Elsevier

European Urology

Volume 70, Issue 2, August 2016, Pages 227-230
European Urology

Platinum Priority – Brief Correspondence
Editorial by Alexander P. Cole, Firas Abdollah and Quoc-Dien Trinh on pp. 231–232 of this issue
Overall Survival in Patients with Localized Prostate Cancer in the US Veterans Health Administration: Is PIVOT Generalizable?

https://doi.org/10.1016/j.eururo.2016.02.037Get rights and content

Abstract

A better understanding of overall survival among patients with clinically localized prostate cancer (PCa) in the US Veterans Health Administration (VHA) is critical to inform PCa treatment decisions, especially in light of data from the Prostate Intervention Versus Observation Trial (PIVOT). We sought to describe patterns of survival for all patients with clinically localized PCa treated by the VHA. We created an analytic cohort of 35 954 patients with clinically localized PCa diagnosed from 1995 to 2001, approximating the PIVOT inclusion criteria (age of diagnosis ≤75 yr and clinical stage T2 or lower). Mean patient age was 65.9 yr, and median follow-up was 161 mo. Overall, 22.5% of patients were treated with surgery, 16.6% were treated with radiotherapy, and 23.1% were treated with androgen deprivation. Median survival of the entire cohort was 14 yr (25th, 75th percentiles, range: 7.9–20 yr).
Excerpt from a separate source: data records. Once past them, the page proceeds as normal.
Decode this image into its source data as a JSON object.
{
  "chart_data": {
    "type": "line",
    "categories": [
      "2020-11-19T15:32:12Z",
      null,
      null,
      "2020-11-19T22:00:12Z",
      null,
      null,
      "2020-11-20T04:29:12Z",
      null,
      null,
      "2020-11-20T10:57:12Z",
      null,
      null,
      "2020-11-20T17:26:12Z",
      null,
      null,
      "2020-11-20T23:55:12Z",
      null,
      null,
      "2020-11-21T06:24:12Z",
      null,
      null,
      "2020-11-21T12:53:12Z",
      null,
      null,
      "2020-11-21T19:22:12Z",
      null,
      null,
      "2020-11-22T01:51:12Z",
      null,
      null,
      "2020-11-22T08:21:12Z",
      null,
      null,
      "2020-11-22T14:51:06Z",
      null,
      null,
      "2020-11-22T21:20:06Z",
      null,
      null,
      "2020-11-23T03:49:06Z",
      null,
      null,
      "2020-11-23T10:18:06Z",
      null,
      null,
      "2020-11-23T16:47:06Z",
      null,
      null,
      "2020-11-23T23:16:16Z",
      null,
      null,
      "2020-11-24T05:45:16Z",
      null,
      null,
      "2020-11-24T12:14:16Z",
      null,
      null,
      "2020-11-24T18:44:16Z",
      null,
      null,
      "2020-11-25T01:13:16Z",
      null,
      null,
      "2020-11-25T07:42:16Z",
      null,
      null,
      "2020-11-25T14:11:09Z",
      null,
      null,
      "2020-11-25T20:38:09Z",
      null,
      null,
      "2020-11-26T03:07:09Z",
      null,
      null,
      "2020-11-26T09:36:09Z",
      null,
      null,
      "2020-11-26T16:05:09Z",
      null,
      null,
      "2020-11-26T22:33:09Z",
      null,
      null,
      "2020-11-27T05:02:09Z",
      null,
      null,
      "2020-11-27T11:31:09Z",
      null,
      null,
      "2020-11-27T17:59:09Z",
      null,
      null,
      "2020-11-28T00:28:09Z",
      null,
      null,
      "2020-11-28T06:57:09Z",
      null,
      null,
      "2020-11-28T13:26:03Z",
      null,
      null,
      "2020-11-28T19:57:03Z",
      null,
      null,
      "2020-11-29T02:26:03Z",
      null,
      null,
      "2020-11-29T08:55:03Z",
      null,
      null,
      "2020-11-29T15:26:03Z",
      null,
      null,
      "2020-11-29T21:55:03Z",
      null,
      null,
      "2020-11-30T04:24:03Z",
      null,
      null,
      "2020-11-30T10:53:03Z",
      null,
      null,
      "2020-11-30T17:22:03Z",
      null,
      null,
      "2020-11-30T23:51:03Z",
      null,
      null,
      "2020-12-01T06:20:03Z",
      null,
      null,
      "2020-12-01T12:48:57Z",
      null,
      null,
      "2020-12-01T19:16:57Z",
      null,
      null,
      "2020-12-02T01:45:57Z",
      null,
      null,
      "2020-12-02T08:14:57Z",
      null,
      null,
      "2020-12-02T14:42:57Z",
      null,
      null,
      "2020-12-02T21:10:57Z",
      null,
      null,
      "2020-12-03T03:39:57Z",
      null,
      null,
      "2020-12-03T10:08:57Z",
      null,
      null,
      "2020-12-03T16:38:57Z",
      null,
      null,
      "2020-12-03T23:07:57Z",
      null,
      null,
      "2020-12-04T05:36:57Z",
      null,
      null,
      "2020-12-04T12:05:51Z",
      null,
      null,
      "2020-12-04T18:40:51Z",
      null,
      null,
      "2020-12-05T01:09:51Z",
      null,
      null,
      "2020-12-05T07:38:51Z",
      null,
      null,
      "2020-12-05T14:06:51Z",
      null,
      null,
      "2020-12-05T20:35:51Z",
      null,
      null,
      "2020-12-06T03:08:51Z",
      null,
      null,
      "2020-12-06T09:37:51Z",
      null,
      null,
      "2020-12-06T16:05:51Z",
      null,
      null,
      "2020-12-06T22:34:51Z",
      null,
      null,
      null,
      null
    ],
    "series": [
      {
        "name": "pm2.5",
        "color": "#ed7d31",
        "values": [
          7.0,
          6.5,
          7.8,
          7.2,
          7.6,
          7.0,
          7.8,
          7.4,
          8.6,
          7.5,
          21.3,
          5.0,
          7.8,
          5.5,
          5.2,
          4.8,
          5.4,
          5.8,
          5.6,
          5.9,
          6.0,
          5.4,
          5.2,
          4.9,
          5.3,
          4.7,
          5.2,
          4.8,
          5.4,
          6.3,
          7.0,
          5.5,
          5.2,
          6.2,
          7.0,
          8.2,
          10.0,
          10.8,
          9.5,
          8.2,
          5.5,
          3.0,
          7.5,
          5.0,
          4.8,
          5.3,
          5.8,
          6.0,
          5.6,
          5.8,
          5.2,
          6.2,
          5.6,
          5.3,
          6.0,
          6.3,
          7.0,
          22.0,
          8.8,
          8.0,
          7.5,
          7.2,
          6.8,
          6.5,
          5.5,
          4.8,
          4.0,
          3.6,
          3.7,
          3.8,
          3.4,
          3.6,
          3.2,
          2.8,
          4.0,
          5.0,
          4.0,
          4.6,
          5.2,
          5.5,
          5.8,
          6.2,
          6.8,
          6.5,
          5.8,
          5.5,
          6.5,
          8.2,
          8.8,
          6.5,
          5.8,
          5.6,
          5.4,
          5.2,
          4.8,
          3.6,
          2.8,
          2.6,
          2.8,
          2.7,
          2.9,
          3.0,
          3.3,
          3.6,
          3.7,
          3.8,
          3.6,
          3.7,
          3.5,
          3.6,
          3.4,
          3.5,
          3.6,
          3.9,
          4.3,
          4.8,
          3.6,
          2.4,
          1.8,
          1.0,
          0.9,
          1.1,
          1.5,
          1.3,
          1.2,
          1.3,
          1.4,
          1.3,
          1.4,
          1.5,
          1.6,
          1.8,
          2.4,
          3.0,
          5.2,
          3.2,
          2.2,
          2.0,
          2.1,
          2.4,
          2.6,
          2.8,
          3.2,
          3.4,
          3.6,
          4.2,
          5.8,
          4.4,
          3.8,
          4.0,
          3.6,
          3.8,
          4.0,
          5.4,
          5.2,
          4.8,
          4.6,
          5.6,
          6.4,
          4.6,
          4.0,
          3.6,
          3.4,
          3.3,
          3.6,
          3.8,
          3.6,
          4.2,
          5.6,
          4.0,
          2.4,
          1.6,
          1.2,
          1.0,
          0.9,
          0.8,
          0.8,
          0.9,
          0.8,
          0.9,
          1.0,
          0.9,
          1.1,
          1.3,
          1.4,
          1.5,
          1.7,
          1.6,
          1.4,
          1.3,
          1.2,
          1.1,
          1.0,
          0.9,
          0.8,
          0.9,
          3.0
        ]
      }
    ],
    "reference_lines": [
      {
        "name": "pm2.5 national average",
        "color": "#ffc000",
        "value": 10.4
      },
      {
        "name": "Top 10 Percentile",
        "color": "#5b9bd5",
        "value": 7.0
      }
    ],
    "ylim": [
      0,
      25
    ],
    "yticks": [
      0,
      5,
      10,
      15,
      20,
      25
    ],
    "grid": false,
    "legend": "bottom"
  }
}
Among patients who received treatment with curative intent, median survival was 17.9 yr following surgery and 12.9 yr following radiotherapy. One-third of patients died within 10 yr of diagnosis compared with nearly half of the participants in PIVOT. This finding sounds a note of caution when generalizing the mortality data from PIVOT to VHA patients and those in the community.

Patient summary

More than one-third of patients diagnosed with clinically localized prostate cancer treated through the US Veterans Health Administration from 1995 to 2001 died within 10 yr of their diagnosis. Caution should be used when generalizing the estimates of competing mortality data from PIVOT.